First Secretary of the Communist Party of Byelorussia
- In office 7 May 1927 – 4 December 1928
- Preceded by: Vincas Mickevičius-Kapsukas
- Succeeded by: Aleksandr Osatkin-Vladimirsky
- In office 25 November 1920 – May 1922
- Preceded by: Alexander Krinitsky
- Succeeded by: Yan Gamarnik

Personal details
- Born: 29 August 1890 Līgatne, Cēsu apriņķis, Governorate of Livonia, Russian Empire
- Died: 29 July 1939 (aged 48) Kommunarka shooting ground, Moscow, Russian Soviet Federative Socialist Republic, Soviet Union
- Party: RSDLP (b) (1910–1918) All-Union Communist Party (b) (1918–1937)
- Other political affiliations: Communist Party of Byelorussia
- Profession: Historian; journalist;

= Vilhelm Knorin =

Latvian revolutionary and historian (1890-1939)

Vilhelm Georgiyevich Knorin (Вильгельм Георгиевич Кнорин, Vilhelms "Vilis" Knoriņš; 29 August 1890 – 29 July 1939) was a Latvian Bolshevik revolutionary, Soviet politician, publicist and historian.

==Biography==
Knorin was born in to a Latvian peasant family and was a member of the Bolshevik Party from 1910.

He served as the second First secretary of the Central Committee of the Communist Party of the Byelorussian SSR from 1920 to 1922 and from 1927 to 1928.

Being a Moscow-appointed de facto head of state of Belarus, Knorin is known for his notorious quote about the Belarusian independence: "We believe that Byelorussians are not a nation, and the ethnographic specifics, which differentiate them from Russians, must be erased. We, communists, in the region that you call Byelorussia, work without thinking of what tribe we are."

From 1926 to 1927 he was head of the propaganda department of the Central Committee of the All-Union Communist Party. In April–July 1934 he was executive editor of the Bolshevik journal.

From August 1935 to 1937 he was deputy head of the department of party propaganda and agitation of the Central Committee of the All-Union Communist Party. Knorin participated in the preparation of the "History of the Communist Party of the Soviet Union (Bolsheviks)".

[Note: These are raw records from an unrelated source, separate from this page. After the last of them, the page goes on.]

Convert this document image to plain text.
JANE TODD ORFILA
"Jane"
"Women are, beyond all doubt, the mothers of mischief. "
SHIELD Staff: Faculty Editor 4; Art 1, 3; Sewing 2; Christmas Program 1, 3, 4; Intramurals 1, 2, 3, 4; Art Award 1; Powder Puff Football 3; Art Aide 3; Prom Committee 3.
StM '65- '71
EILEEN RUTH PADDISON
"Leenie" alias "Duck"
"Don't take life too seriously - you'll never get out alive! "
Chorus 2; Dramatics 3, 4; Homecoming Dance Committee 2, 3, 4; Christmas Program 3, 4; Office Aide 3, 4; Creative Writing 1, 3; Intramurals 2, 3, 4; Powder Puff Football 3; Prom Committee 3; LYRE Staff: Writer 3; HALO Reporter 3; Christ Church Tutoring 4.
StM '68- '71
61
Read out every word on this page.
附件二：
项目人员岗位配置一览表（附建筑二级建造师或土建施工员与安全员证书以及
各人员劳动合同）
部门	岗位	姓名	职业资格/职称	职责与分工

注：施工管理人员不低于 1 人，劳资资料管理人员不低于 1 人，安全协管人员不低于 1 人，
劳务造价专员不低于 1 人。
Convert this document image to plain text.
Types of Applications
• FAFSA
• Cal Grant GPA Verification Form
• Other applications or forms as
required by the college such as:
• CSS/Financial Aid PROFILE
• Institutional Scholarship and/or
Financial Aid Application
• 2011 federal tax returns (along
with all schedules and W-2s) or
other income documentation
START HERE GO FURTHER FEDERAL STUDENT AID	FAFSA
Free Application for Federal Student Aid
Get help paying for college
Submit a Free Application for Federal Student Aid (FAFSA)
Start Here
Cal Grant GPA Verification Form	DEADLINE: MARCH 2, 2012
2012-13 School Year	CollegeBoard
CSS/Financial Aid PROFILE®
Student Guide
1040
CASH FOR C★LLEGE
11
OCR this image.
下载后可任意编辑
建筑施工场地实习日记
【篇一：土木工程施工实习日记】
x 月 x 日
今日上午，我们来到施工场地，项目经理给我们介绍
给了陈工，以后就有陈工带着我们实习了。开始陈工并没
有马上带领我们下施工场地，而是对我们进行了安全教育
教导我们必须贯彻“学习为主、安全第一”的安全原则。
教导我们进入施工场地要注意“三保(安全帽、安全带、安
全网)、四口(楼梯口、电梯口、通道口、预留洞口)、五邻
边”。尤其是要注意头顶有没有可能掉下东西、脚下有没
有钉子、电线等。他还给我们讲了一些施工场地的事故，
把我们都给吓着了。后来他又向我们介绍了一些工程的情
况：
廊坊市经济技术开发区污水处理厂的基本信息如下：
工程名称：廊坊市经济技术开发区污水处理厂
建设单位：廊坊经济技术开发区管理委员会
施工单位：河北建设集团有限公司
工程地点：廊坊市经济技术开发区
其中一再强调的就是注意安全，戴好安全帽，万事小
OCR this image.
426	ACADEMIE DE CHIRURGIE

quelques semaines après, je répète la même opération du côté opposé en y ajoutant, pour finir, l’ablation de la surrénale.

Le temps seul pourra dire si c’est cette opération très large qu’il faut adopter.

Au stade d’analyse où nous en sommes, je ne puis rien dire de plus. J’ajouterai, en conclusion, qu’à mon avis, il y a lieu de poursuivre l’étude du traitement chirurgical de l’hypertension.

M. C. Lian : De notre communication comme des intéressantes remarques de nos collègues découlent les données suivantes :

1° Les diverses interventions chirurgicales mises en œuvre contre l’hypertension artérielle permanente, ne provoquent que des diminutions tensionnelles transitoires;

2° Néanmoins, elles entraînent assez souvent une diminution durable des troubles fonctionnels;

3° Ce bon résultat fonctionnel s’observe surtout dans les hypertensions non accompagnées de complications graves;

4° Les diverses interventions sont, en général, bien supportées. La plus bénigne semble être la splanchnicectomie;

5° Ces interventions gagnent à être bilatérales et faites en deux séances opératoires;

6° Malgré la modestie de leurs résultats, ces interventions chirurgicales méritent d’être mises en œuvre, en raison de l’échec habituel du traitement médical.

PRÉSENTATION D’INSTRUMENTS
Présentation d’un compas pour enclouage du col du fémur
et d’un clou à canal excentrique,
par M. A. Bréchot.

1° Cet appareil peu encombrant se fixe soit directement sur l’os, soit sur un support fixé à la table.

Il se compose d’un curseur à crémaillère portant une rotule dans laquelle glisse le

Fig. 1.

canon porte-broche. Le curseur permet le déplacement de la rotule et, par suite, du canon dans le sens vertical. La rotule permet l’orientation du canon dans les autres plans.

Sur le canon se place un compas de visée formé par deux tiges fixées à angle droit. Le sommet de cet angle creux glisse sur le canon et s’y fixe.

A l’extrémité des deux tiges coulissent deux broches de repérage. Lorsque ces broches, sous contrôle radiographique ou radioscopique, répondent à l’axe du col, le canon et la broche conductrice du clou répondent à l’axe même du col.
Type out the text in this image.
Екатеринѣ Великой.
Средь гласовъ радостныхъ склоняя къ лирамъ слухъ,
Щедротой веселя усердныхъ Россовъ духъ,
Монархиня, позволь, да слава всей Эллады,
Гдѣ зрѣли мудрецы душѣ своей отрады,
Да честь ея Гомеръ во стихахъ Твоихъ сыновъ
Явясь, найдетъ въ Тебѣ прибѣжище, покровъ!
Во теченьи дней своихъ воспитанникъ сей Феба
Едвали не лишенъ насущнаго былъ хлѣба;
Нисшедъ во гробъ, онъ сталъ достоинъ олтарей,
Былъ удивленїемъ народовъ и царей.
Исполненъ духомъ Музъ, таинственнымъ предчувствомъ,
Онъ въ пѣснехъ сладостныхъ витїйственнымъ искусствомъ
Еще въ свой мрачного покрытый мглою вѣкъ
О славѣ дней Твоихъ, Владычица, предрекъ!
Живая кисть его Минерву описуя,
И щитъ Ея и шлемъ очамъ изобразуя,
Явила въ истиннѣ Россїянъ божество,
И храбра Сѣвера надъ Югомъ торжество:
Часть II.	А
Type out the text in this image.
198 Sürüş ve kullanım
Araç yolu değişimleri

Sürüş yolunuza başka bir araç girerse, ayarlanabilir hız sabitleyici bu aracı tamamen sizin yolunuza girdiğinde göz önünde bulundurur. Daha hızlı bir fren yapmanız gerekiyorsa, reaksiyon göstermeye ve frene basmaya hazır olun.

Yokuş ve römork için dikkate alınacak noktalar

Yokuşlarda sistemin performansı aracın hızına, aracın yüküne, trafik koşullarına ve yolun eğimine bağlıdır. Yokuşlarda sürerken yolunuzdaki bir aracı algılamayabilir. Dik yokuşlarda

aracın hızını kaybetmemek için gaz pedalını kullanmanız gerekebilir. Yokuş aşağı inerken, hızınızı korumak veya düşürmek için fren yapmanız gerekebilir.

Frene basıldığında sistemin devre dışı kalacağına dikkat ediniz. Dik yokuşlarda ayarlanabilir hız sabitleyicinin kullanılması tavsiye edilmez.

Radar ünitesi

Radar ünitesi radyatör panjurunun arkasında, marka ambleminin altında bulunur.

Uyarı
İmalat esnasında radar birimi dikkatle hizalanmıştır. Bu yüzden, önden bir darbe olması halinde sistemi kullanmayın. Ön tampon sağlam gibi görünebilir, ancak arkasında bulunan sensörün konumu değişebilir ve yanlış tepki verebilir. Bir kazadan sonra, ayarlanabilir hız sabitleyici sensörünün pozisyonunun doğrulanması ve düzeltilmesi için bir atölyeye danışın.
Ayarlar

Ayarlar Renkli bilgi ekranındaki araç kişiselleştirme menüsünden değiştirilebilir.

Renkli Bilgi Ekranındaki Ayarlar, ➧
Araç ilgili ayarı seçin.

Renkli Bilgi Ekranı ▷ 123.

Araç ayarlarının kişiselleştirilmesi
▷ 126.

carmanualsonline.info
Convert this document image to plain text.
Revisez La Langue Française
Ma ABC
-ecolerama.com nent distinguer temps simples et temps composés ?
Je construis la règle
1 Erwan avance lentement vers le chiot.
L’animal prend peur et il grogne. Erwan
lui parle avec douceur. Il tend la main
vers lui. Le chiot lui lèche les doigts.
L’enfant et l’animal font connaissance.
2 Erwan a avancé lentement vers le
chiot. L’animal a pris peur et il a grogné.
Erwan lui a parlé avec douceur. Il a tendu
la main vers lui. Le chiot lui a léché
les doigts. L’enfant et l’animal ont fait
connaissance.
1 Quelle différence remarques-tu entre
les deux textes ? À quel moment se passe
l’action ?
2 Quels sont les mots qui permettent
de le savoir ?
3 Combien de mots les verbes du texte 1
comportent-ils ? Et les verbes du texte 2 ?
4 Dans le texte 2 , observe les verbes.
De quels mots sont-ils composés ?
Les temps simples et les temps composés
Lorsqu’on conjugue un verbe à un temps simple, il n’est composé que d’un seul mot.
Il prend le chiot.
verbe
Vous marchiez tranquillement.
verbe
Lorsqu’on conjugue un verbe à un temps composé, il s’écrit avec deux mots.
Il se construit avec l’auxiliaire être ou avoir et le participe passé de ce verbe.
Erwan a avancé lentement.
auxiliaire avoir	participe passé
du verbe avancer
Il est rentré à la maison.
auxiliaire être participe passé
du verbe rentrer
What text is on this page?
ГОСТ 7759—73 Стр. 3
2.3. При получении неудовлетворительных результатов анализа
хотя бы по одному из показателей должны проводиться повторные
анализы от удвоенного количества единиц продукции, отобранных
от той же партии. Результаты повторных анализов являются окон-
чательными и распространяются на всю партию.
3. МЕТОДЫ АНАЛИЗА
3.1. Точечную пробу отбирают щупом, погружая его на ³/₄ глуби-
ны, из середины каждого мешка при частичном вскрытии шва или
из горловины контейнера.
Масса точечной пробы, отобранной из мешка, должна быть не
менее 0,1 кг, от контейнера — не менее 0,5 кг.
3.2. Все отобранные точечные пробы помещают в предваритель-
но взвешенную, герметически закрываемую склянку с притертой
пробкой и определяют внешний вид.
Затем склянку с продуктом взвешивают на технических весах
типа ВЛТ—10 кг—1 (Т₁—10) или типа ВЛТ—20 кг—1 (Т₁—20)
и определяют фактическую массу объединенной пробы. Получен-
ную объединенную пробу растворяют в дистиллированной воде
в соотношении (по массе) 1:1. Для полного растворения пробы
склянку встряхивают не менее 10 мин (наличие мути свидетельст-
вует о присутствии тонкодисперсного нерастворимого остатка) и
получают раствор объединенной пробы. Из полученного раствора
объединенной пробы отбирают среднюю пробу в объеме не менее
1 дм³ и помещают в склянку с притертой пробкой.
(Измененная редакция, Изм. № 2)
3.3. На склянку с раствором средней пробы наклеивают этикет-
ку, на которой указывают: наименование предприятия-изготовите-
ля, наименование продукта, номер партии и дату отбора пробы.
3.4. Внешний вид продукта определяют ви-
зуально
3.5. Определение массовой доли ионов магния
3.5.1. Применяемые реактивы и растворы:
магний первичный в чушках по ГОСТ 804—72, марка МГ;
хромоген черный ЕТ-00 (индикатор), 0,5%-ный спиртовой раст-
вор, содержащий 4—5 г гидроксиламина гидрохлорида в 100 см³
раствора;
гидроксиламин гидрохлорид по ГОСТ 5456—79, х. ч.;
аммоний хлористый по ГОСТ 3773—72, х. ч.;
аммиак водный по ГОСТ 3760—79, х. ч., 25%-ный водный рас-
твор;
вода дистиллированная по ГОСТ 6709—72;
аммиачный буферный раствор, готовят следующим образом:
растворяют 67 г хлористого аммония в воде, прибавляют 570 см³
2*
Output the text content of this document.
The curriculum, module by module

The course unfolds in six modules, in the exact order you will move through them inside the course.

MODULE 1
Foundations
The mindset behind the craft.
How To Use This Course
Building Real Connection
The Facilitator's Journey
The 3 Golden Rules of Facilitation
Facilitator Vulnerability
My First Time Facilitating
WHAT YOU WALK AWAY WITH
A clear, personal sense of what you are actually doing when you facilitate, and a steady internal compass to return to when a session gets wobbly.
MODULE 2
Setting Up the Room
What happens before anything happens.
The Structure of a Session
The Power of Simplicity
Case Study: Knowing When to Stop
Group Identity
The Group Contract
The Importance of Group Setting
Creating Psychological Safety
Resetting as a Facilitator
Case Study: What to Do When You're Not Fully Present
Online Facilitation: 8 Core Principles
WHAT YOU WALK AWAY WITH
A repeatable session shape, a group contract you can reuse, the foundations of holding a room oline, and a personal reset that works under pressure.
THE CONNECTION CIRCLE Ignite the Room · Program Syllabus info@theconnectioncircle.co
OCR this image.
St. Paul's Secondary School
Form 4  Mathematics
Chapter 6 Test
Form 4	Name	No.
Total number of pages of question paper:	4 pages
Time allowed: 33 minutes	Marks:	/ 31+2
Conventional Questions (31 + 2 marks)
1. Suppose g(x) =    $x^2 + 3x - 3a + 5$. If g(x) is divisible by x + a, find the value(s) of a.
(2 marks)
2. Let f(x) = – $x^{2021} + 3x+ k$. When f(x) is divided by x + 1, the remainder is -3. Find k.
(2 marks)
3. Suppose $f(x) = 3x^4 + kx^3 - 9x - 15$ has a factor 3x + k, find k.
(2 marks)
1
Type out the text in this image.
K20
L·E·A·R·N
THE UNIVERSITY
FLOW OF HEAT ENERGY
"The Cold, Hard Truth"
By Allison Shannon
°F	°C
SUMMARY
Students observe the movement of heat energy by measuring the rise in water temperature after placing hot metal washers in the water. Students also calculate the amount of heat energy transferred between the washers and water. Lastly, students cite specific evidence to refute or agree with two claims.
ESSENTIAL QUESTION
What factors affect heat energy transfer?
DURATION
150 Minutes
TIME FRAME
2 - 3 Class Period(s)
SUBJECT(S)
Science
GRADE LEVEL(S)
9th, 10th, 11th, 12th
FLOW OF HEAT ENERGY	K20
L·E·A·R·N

At the same time, from 1928 to 1937, he was an employee of the Comintern. He headed the information and propaganda department of the Comintern.

He was arrested in July during the Great Purge and eventually executed two years later in July 1939.

Knorin was posthumously rehabilitated in December 1955.

A street in Minsk is named after Knorin.